I did not always feel great by the time i got back and i think i am still recovering from the longest walk i did on Thursday, and it is now Sunday! But it was so worth it and i had to seize the opportunity while i was in that beautiful place. It seems that, try as i might to change, the things that give me most joy are still the things i used to enjoy as a “well” person. It was a treat to be able to do it, but i wish i could find something to replace that with for it’s therapeutic & mood enhancing benefits, enjoyment and buzz that i could do almost every day, as i used to go for a walk all the time.

On that big walk i felt well and my body behaved itself and i did not feel any POTS symptoms really, despite being upright (with regular sitting rests on benches) for about an hour. I often stood still for taking pictures and it was so nice to feel good, reasonably strong and able. Although i have felt that i overdid it and am still recovering energy-wise, there would be no way i could have managed that without the POTS medication, as i was rarely able to walk for more than five minutes before and any movements were slow and so much effort. I now find that sometimes, if i pick the best time of day and have had enough rest etc etc, i can move in quite a normal way, get up from a chair quite quickly and walk at a reasonable speed, at least for a short time. That is really nice, and gives me some hope for having some nice wanders about this summer. I miss wandering!

viewfromhill

I climbed(!) a small hill to take this (and many other) pictures. All these photos are just using my phone as i have not got my films developed yet. I hope there will be some better ones to come!

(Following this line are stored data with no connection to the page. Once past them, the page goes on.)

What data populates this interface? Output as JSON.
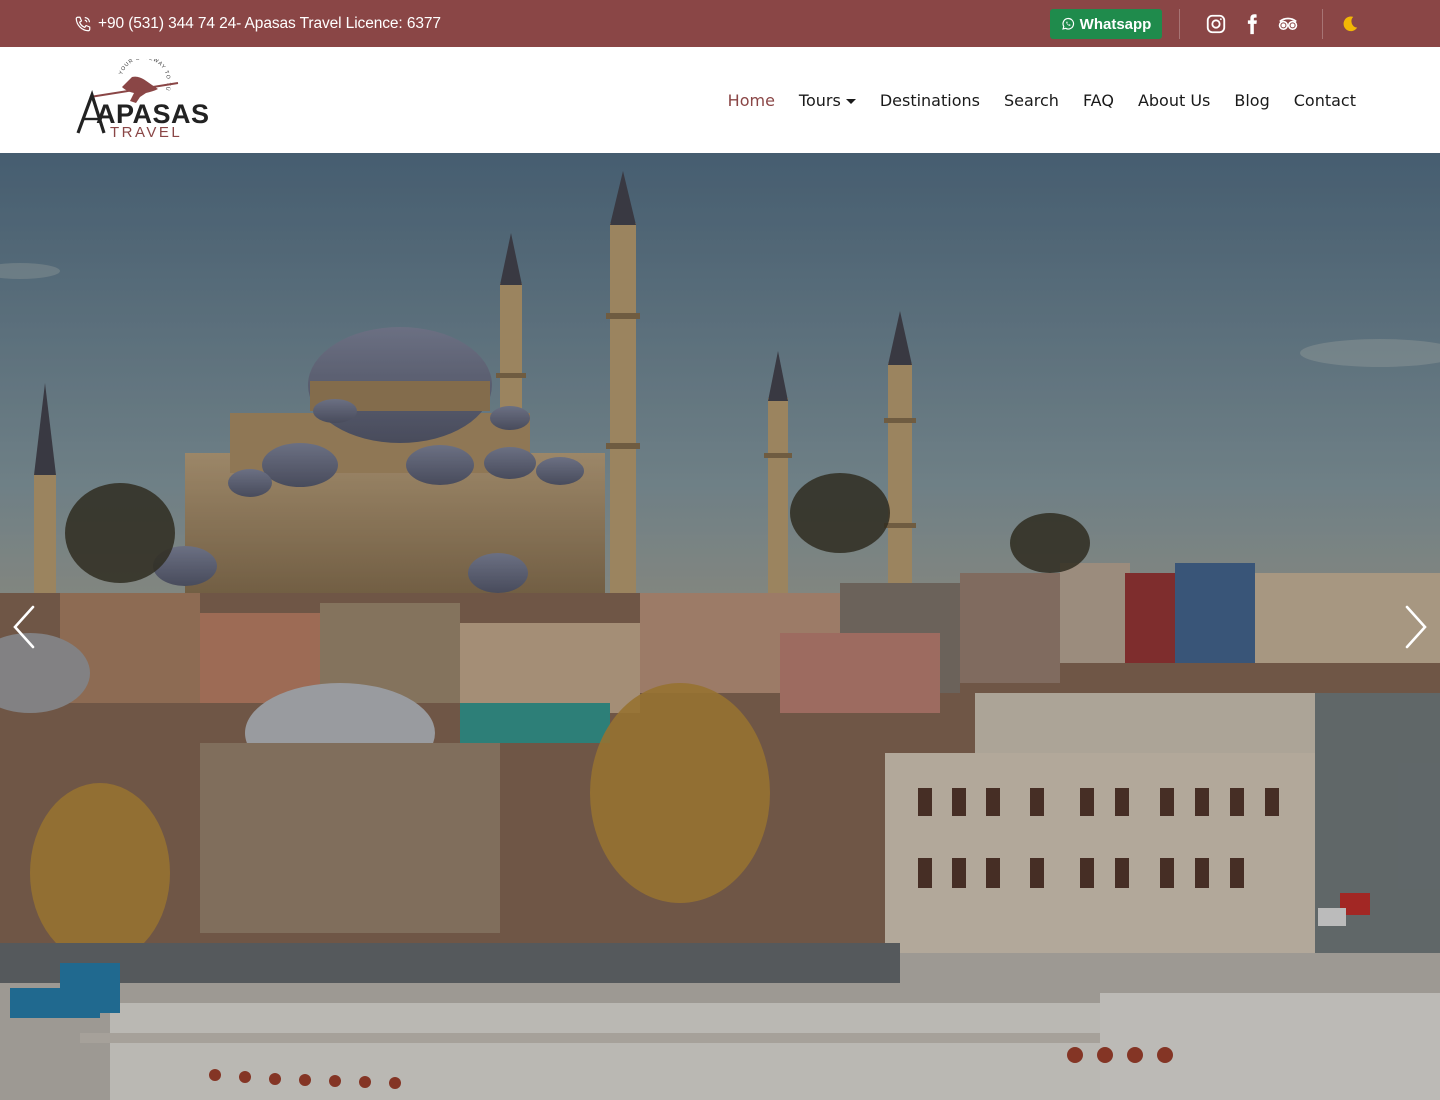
{
  "topbar": {
    "contact_text": "+90 (531) 344 74 24- Apasas Travel Licence: 6377",
    "whatsapp_label": "Whatsapp",
    "background": "#8a4646",
    "whatsapp_color": "#1f8b4c",
    "social_icons": [
      "instagram-icon",
      "facebook-icon",
      "tripadvisor-icon"
    ],
    "theme_toggle_icon": "moon-icon"
  },
  "header": {
    "logo": {
      "main": "APASAS",
      "sub": "TRAVEL",
      "tagline": "YOUR GATEWAY TO TÜRKIYE"
    },
    "nav": [
      {
        "label": "Home",
        "active": true
      },
      {
        "label": "Tours",
        "has_dropdown": true
      },
      {
        "label": "Destinations"
      },
      {
        "label": "Search"
      },
      {
        "label": "FAQ"
      },
      {
        "label": "About Us"
      },
      {
        "label": "Blog"
      },
      {
        "label": "Contact"
      }
    ],
    "accent": "#8a4646"
  },
  "hero": {
    "image": "istanbul-suleymaniye-mosque-skyline",
    "controls": {
      "prev_icon": "chevron-left-icon",
      "next_icon": "chevron-right-icon"
    }
  }
}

One of the main highlights of the week for me was when we went out in the evening and sat on a bench overlooking the castle in the dark. We took the torch from the cottage which was useful as there was only one street light on the way! It was very cold so we wrapped up well. It was really quiet and there was no-one around. We sat on the bench and looked out to small lights on the water, out to sea and along the coastline. There was a bunch of flowers tied to the bench and the cellophane rustled in the breeze and we could hear the water lapping gently at the shore just a few feet in front of us (though we could not see it!). The best bit was the castle. We could not see it, but every minute or so it was lit up from behind by the light of a lighthouse which was out of sight behind the castle mound. The light was green and not very bright and we could just make out the outline of the castle before it disappeared back into the darkness. I wrote a Haiku about it:

Illuminated

Dark castle mound: back-lit by

Rotating green light

Obviously i could not take a picture of it, as it was far too dark but now the image is cemented into my mind. You will have to imagine it too!

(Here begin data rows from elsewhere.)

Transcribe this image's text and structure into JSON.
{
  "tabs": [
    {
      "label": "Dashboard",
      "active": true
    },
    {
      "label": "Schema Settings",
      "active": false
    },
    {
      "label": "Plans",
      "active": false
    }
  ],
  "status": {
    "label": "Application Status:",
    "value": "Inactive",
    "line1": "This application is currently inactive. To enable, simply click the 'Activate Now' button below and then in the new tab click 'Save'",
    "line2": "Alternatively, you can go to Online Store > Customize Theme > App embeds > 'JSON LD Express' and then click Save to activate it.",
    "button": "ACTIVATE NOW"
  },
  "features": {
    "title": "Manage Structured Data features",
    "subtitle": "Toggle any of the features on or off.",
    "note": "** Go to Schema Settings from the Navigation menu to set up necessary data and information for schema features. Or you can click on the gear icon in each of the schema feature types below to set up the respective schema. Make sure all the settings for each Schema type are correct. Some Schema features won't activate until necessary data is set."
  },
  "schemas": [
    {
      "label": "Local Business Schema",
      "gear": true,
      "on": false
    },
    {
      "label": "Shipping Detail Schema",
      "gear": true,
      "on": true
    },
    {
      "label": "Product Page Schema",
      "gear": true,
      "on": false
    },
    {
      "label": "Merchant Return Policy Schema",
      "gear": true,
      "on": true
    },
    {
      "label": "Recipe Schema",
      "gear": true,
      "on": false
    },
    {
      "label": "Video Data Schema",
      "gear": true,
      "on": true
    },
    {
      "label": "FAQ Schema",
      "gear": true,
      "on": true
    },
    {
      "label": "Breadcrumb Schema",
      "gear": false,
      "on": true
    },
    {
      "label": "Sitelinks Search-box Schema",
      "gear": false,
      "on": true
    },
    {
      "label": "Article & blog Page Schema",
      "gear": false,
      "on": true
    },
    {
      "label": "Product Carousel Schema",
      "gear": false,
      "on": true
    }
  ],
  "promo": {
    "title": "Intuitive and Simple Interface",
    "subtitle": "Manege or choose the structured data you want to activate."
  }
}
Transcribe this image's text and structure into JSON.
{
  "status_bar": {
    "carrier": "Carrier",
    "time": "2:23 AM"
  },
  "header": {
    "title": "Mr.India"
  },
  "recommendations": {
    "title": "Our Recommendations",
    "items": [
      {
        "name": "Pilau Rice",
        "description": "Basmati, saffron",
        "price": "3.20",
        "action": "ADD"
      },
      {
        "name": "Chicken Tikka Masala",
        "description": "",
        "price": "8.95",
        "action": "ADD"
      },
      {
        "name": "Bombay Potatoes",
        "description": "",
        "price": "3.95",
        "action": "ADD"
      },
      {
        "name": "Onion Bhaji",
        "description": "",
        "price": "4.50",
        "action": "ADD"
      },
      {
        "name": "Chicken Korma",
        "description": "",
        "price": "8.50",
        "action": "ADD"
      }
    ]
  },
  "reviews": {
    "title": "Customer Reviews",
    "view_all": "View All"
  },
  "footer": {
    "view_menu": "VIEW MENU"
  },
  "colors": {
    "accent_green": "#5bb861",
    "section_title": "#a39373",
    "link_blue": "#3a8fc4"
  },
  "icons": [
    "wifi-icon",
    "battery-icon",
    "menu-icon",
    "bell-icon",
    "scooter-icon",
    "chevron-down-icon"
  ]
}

After the success of the evening walk, a few days later we tried a dawn walk. I set my alarm for half past six and out we went back to the same area. My body was not quite so happy about that and the dawn was grey and not very inspiring! I was hoping for a glorious sunrise but you can’t win them all… here is one picture i took on my phone once it got light enough that morning just before going (crawling zombie-like) back to the cottage for some breakfast then back to bed.

holy-island

 It was often cloudy during the holiday, which was a disappointment, as it limited when i could take good pictures but the sun did come out on my big walk on Thursday so i can’t wait to get the films developed and see what comes out!

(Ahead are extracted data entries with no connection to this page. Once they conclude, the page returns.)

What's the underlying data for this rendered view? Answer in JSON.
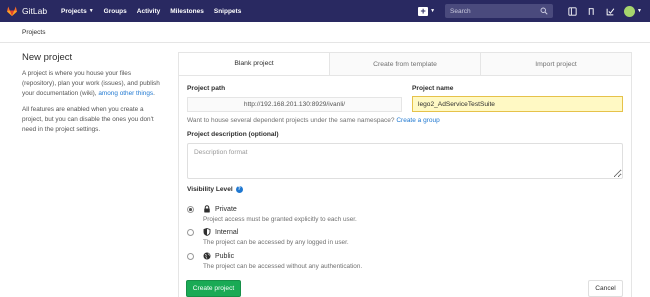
{
  "navbar": {
    "brand": "GitLab",
    "links": [
      {
        "label": "Projects",
        "dropdown": true
      },
      {
        "label": "Groups"
      },
      {
        "label": "Activity"
      },
      {
        "label": "Milestones"
      },
      {
        "label": "Snippets"
      }
    ],
    "search_placeholder": "Search",
    "icons": [
      "plus-icon",
      "search-icon",
      "sidebar-icon",
      "merge-request-icon",
      "todo-check-icon",
      "avatar"
    ],
    "colors": {
      "background": "#292961",
      "avatar": "#a6d56d"
    }
  },
  "breadcrumb": "Projects",
  "intro": {
    "title": "New project",
    "paragraph1_text": "A project is where you house your files (repository), plan your work (issues), and publish your documentation (wiki),",
    "paragraph1_link": "among other things",
    "paragraph1_end": ".",
    "paragraph2": "All features are enabled when you create a project, but you can disable the ones you don't need in the project settings."
  },
  "tabs": [
    {
      "label": "Blank project",
      "active": true
    },
    {
      "label": "Create from template",
      "active": false
    },
    {
      "label": "Import project",
      "active": false
    }
  ],
  "form": {
    "path_label": "Project path",
    "path_value": "http://192.168.201.130:8929/ivanli/",
    "name_label": "Project name",
    "name_value": "lego2_AdServiceTestSuite",
    "hint_text": "Want to house several dependent projects under the same namespace?",
    "hint_link": "Create a group",
    "description_label": "Project description (optional)",
    "description_placeholder": "Description format",
    "visibility_label": "Visibility Level",
    "visibility_options": [
      {
        "title": "Private",
        "desc": "Project access must be granted explicitly to each user.",
        "icon": "lock-icon",
        "checked": true
      },
      {
        "title": "Internal",
        "desc": "The project can be accessed by any logged in user.",
        "icon": "shield-icon",
        "checked": false
      },
      {
        "title": "Public",
        "desc": "The project can be accessed without any authentication.",
        "icon": "globe-icon",
        "checked": false
      }
    ],
    "create_button": "Create project",
    "cancel_button": "Cancel",
    "colors": {
      "primary_button": "#1aaa55",
      "link": "#1f78d1",
      "name_highlight": "#fff9c4"
    }
  }
}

I feel really happy that i managed to do so much while away, and coped with the awful bed and unsupportive chairs and being away from all my other home comforts quite well too. It took a little while to relax into it but i really feel better for having a change of scenry and a break from the usual routines. Travelling anywhere is such a challenge and it doesn’t always work out very well, so i am so pleased this was a success!